GLOCAL

Un mauvais conte de fée

Dans les relations bilatérales, Bruxelles parait désormais prendre la Suisse de très haut. Simple effet d’un rapport de force évident?

«Juste quelques malentendus». C’est ainsi, pour mieux la relativiser, que l’Union européenne, par la voix de son ambassadeur en Suisse Michael Matthiessen, qualifie la dégradation des relations entre Bruxelles et la Confédération. Le son de cloche pourtant est tout autre du côté du Conseil fédéral, qui agite son toupin en mode glas pour dénoncer des «manœuvres discriminantes». La presse alémanique ajoute quelques couches funèbres en parlant de «mauvais film» ou même de «torture», tandis qu’Henri Gétaz, qui dirige au DFAE la Direction des Affaires européennes, diagnostique «une impasse bilatérale». Diable et diantre, se dit-on à ce stade, qu’est-ce qui peut rendre l’UE si détachée et la Suisse si alarmée?

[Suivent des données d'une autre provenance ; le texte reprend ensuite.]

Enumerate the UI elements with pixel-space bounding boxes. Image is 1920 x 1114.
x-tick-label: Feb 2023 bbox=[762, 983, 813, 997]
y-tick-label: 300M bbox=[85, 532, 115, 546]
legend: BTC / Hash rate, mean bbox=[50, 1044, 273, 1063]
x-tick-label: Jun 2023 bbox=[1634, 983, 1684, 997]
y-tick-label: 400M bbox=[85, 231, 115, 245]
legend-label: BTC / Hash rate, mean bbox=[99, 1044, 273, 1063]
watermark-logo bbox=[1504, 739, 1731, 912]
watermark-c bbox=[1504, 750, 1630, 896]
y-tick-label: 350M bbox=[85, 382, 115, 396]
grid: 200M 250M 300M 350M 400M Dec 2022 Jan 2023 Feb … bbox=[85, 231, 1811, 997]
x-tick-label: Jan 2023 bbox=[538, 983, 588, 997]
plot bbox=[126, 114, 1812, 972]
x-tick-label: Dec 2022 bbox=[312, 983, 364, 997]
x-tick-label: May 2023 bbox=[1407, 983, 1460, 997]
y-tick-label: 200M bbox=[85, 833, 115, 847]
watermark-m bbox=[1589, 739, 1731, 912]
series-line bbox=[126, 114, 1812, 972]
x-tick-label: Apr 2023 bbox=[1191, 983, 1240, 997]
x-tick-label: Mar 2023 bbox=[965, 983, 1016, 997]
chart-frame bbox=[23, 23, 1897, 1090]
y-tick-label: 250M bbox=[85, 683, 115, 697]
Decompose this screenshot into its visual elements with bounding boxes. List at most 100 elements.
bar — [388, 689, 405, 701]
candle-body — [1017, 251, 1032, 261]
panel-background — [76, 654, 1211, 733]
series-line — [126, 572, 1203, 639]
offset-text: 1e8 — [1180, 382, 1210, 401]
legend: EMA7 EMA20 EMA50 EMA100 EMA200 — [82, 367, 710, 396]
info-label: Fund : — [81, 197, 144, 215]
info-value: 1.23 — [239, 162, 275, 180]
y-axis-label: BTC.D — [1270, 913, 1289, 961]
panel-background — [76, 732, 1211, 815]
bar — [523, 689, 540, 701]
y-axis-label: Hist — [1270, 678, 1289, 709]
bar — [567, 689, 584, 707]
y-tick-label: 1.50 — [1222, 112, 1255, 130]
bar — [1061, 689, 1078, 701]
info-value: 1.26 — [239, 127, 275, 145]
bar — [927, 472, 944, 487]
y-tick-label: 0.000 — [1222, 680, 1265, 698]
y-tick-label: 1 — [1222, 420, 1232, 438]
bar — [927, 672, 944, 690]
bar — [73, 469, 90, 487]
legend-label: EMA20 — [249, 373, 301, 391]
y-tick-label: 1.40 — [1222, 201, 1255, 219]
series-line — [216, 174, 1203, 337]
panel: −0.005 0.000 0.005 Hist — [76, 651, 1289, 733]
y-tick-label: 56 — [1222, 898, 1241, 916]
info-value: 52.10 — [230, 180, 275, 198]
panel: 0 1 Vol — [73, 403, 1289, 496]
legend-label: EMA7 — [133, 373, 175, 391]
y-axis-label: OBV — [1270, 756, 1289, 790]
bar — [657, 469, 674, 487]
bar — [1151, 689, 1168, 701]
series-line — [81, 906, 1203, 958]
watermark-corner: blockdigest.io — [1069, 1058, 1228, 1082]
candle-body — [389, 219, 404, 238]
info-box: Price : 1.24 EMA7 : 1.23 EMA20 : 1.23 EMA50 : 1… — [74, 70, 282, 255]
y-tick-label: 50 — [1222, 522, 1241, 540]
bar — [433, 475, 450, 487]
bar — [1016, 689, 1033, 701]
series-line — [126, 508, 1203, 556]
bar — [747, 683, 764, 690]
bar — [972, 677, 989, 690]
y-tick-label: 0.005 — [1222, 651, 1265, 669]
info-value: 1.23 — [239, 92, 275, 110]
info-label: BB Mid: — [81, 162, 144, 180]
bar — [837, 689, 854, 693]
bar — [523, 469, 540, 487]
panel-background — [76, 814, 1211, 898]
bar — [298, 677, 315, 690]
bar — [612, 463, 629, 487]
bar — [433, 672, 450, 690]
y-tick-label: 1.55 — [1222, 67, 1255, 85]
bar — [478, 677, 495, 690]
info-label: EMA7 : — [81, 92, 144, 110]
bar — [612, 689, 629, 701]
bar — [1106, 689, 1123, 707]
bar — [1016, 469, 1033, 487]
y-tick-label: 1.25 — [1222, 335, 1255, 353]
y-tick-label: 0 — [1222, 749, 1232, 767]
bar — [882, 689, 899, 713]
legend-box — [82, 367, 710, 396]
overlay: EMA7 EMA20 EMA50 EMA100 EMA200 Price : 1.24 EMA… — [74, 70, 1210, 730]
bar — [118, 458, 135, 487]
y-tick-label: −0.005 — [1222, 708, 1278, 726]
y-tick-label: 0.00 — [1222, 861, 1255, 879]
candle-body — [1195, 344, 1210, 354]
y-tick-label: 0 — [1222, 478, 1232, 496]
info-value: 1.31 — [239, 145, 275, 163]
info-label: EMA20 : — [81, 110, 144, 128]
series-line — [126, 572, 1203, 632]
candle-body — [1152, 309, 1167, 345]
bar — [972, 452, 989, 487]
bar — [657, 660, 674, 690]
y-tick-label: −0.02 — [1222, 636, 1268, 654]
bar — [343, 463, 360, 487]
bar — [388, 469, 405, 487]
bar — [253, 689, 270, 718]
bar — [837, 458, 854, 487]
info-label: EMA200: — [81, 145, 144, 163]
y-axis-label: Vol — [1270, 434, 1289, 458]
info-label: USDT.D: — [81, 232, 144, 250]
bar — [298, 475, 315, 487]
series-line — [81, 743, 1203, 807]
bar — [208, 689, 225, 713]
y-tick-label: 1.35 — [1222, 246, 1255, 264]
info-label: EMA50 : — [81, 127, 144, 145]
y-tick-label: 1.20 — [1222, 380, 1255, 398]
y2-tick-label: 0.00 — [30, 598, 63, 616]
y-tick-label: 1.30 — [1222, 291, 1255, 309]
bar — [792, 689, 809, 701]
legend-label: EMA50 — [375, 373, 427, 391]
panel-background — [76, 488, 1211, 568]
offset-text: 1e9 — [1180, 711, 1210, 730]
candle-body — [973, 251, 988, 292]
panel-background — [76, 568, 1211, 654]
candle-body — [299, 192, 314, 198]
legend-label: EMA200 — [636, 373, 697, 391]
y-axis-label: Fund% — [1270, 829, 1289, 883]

Certes, chacun garde en tête la série de petites vexations que l’Union vient d’infliger à la Suisse: placement sur la liste grise des paradis fiscaux, restriction à une année du statut d’équivalence boursière, accélération du calendrier pour arriver au fameux accord institutionnel que Jean-Claude Juncker semble désormais exiger pour ce printemps déjà.

De là pourtant à parler de torture, d’impasse, de discrimination… L’inquiétude paraît un poil surjouée, surtout quand la partie adverse n’y voit, elle, que d’infimes malentendus. Cela révèle en tout cas crûment que, dans ces relations bilatérales, un partenaire, en l’occurrence la Suisse, est devenu nettement plus nerveux que l’autre.

Ce qui, après tout, se comprend: à force de balades solitaires en forêt, le petit chaperon rouge à croix blanche finit par avoir peur. A se dire que cette mère-grand européenne, qui paraissait au premier abord si compréhensive, a tout de même de fort grandes dents.

Sûr de sa force, le loup, si loup il y a, n’aurait lui aucune raison de perdre son calme face une petite fille peut-être bien insolente mais certainement inoffensive. Il pourra donc, comme Michael Matthiessen, vanter «des rencontres positives», certifier l’existence d’une «dynamique», et même se moquer pas trop gentiment des pleurnicheries enfantines. Ainsi, à propos de la liste grise: «Je suis étonné que la Suisse soit surprise». Ce doit être de l’humour danois.

Côté suisse, le malaise irait même au-delà de la peur. Lors des Entretiens de Verbier il y a quelques jours, un chef de cabinet de l’ancien président du Conseil européen, Herman Van Rompuy, a même qualifié de «psychiatrique» la façon dont la Suisse envisageait ses liens avec l’UE. Une Suisse qui exagérerait tout à la fois la volonté de domination de l’UE et les avantages de sa propre souveraineté nationale, par rapport notamment à un hypothétique statut de partenaire influent au sein du club.

Tout cela n’est pas complètement faux. Mais qui pourrait sans vergogne reprocher au petit chaperon rouge de ne pas croire spontanément et sur parole les déclarations de bonne volonté du loup? La présence hargneuse en coulisse des chasseurs de l’UDC, qui ont juré d’avoir la peau de la bête européenne, n’aide pas non plus à fluidifier le dialogue.

Plusieurs explications sont avancées à cette relative sérénité de Bruxelles, qui n’hésite plus désormais à prendre Berne de haut. L’Union se serait avantageusement fait les biscoteaux dans des négociations sur le Brexit qui semblent tourner à son avantage, la Suisse ne lui apparaissant plus que comme une très comestible piece of cake. Et puis, une croissance retrouvée et la baisse du chômage ont peut-être enlevé un peu de la très légère mauvaise conscience que pouvait avoir une Union boiteuse à embêter l’exemplaire bon élève suisse.

Peu importe finalement toutes ces hypothèses. La vérité, c’est qu’il n’y a guère que dans les contes de fée, et encore pas toujours, que le petit chaperon rouge s’en sort vivant.